To wtedy piszesz skargę do PKP i odzyskujesz pieniądze za bilet z racji niedopełnienia przez PKP warunków umowy. Prawdziwa historia, bracie.
Oszczędzasz więcej niż te 3zł za miejscówkę ;)
« Ostatnia zmiana: 06 Maj, 2013, 22:38:02 wysłana przez pivovarit »

Offline lupus

  • Pr0
  • Wiadomości: 908
  • nadużywam delaya i reverbu
To wtedy piszesz skargę do PKP i odzyskujesz pieniądze za bilet z racji niedopełnienia przez PKP warunków umowy. Prawdziwa historia, bracie.
Oszczędzasz więcej niż te 3zł za miejscówkę ;)

od kiedy jeździsz na brudstok? ;D

Offline sylkis

  • Pr0
  • Wiadomości: 1 475
Ciekawe ile takich skarg dostali po Brudstoku z Prodigy, gdy do Szczecina jechały chyba tylko 2 pociągi w dzień, oraz kawał północy Polski (a już na pewno Trójmiasto i wszystko po drodze) miało przez Szczecin przesiadkę.

Ale chuj, zawsze to jakieś doświadczenie - fajnie się grało w Tabu z całym wagonem siedząc na stosie ludzi pod sobą, z ręki do ręki podając plik kart, mając te kilkadziesiąt cm^3 do poruszania rękoma :D Do tego mając świadomość, że część twoich znajomych w ogóle nie wepchnęła się do pociągu z fizycznego braku miejsca w 3D ( :D ) i została w Kostrzynie na chuj wie ile godzin aż będzie kolejny pociąg lub złapie się stopa.

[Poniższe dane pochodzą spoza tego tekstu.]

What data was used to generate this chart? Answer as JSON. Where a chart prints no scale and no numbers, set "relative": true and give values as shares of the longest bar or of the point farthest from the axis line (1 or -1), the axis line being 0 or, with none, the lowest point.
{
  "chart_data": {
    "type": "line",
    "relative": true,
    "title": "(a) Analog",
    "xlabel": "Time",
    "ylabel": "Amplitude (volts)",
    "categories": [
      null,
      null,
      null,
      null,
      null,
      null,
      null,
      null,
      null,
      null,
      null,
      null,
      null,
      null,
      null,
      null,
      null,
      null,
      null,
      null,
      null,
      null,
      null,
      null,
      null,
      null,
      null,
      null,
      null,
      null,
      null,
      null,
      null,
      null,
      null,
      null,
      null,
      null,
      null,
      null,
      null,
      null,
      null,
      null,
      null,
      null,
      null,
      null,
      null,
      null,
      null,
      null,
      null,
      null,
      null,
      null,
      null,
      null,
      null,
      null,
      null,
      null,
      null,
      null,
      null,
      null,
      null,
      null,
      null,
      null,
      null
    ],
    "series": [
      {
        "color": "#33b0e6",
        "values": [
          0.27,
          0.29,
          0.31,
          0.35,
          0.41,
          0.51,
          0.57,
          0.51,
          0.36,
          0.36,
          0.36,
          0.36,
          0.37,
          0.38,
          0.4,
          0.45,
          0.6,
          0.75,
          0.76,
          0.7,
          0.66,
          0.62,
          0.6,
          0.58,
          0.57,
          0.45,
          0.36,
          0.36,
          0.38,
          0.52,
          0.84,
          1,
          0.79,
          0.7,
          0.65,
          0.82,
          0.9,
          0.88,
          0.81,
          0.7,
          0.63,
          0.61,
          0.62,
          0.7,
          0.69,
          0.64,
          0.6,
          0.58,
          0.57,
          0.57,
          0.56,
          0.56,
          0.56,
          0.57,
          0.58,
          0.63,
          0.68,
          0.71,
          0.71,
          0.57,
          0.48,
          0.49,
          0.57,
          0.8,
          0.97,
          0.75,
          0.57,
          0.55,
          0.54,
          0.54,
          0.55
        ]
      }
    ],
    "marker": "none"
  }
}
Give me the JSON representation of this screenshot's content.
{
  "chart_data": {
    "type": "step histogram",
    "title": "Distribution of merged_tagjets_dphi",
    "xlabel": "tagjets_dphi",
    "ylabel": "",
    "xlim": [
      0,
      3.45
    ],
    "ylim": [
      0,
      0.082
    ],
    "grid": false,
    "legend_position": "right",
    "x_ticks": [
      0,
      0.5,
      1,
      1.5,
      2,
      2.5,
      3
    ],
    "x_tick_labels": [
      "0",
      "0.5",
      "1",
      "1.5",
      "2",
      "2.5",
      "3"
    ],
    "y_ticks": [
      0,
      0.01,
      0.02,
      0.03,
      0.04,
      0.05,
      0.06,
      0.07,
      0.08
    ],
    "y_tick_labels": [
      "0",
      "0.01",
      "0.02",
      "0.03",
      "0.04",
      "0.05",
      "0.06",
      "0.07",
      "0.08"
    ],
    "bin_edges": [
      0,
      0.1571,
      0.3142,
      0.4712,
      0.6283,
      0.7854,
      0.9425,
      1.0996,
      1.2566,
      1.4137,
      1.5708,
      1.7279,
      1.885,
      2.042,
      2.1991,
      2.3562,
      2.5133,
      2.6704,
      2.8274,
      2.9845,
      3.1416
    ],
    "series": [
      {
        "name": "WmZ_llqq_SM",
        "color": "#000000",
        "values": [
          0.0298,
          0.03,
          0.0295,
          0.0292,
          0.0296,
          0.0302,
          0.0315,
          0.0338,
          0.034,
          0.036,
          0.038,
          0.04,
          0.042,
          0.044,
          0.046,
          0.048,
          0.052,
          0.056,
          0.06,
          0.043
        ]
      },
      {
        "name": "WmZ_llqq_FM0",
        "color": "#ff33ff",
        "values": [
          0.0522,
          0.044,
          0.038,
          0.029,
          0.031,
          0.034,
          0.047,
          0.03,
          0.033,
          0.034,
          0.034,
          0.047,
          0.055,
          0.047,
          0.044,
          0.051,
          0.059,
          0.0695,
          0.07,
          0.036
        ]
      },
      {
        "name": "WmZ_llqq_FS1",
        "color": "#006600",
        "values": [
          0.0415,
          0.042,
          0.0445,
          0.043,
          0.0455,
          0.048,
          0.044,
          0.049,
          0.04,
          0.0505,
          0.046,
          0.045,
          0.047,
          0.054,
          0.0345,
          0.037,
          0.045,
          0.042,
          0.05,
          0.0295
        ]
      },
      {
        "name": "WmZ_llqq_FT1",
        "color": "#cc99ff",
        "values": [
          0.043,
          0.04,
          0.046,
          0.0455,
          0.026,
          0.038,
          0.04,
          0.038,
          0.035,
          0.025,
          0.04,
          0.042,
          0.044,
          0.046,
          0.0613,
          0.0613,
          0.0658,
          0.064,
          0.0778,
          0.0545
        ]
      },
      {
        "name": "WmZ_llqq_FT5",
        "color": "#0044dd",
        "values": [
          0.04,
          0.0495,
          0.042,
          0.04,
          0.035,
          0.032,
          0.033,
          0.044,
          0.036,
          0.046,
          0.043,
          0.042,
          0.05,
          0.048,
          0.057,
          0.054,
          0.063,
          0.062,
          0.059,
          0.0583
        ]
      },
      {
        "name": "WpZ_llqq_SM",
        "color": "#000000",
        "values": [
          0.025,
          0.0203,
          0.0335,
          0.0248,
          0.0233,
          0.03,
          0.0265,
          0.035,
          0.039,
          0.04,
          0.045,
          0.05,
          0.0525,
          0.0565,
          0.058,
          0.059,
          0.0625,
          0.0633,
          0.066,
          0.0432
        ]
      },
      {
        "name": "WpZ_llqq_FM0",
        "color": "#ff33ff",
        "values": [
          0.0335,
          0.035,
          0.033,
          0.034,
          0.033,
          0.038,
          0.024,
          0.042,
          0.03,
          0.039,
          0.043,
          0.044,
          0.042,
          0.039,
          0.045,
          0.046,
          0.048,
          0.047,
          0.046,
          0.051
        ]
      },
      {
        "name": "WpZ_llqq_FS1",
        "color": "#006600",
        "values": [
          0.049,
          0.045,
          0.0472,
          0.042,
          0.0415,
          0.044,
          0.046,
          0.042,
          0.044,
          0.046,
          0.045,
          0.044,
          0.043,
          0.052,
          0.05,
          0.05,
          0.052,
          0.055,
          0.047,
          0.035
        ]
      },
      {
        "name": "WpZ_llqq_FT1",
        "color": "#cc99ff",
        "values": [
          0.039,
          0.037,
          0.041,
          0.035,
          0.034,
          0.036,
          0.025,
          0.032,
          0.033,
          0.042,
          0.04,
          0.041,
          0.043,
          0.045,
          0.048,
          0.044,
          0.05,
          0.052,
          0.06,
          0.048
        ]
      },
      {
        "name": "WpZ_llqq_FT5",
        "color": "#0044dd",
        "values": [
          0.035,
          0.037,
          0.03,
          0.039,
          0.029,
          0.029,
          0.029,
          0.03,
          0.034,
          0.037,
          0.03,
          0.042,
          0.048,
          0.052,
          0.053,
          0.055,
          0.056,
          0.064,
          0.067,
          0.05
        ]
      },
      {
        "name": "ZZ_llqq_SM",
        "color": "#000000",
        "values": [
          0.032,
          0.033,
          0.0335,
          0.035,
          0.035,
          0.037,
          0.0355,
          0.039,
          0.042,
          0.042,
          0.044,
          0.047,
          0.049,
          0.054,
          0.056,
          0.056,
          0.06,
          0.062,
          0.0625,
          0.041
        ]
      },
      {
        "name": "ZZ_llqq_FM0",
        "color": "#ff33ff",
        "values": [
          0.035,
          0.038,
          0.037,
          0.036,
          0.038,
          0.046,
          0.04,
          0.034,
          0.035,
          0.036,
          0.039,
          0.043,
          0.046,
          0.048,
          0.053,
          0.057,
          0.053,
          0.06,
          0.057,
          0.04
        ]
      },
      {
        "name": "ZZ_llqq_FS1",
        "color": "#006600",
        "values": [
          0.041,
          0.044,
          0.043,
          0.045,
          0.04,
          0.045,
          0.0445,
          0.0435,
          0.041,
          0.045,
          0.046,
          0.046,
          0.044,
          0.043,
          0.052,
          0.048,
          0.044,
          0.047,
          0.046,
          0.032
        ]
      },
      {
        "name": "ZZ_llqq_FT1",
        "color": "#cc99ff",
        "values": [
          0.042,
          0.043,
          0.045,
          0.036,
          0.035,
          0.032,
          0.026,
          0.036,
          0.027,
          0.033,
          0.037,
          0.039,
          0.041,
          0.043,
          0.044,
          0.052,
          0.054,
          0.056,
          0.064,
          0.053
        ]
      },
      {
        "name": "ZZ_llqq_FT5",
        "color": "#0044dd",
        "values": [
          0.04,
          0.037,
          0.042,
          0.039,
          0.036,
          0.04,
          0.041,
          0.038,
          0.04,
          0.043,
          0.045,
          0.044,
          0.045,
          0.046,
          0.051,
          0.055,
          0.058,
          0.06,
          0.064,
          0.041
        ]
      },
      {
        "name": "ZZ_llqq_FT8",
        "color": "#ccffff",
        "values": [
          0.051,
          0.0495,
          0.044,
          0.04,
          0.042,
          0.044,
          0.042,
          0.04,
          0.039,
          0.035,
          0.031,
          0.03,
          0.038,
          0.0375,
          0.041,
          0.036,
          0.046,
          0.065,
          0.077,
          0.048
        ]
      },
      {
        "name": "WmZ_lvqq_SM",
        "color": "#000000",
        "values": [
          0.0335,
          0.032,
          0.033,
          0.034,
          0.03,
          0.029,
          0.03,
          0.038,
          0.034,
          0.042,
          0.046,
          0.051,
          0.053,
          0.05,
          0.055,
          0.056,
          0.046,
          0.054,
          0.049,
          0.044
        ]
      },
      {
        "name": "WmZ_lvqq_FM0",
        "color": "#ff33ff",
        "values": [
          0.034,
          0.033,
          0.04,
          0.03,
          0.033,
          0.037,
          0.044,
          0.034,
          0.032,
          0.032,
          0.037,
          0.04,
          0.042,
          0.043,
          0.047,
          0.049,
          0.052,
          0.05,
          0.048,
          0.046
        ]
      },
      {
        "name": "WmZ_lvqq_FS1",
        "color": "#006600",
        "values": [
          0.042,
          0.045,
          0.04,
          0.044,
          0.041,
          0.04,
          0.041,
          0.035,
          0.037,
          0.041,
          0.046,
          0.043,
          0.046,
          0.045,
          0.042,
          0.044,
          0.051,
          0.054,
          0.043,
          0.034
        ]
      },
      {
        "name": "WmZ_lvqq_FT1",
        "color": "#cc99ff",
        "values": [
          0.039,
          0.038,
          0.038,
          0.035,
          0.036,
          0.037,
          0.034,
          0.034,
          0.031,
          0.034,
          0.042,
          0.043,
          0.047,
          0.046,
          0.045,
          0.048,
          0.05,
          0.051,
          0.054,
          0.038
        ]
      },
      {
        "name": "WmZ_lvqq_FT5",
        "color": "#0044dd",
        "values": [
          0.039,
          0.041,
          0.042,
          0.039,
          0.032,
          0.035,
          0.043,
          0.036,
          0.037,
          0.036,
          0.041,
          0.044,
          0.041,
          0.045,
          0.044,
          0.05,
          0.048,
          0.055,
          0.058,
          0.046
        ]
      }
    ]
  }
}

ED: a, i tego, ja nie żydzę kasy na tę miejscówkę, tylko we wspomnianej wcześniej historii w ogóle nie mogliśmy jej na stacji kupić wtedy ;) tak, to byśmy na pewno wzięli bo magnateria nie będzie stać gdy pleby dupska sadzajoł przecie. ;)
« Ostatnia zmiana: 06 Maj, 2013, 22:45:39 wysłana przez sylkis »
(\__/)    This is Bunny.
(='.'=)   Copy and paste bunny to help
(")_(")   him gain world domination.
:zuo: "Jesteś nadęty. Jak cholera." :zuo:

Offline niedziak

  • The Dark Lord
  • Pr0
  • Wiadomości: 2 034
Jutro matura, a ja nie mam ściąg :/
Jeżeli jesteś w czymś dobry to nie rób tego za darmo.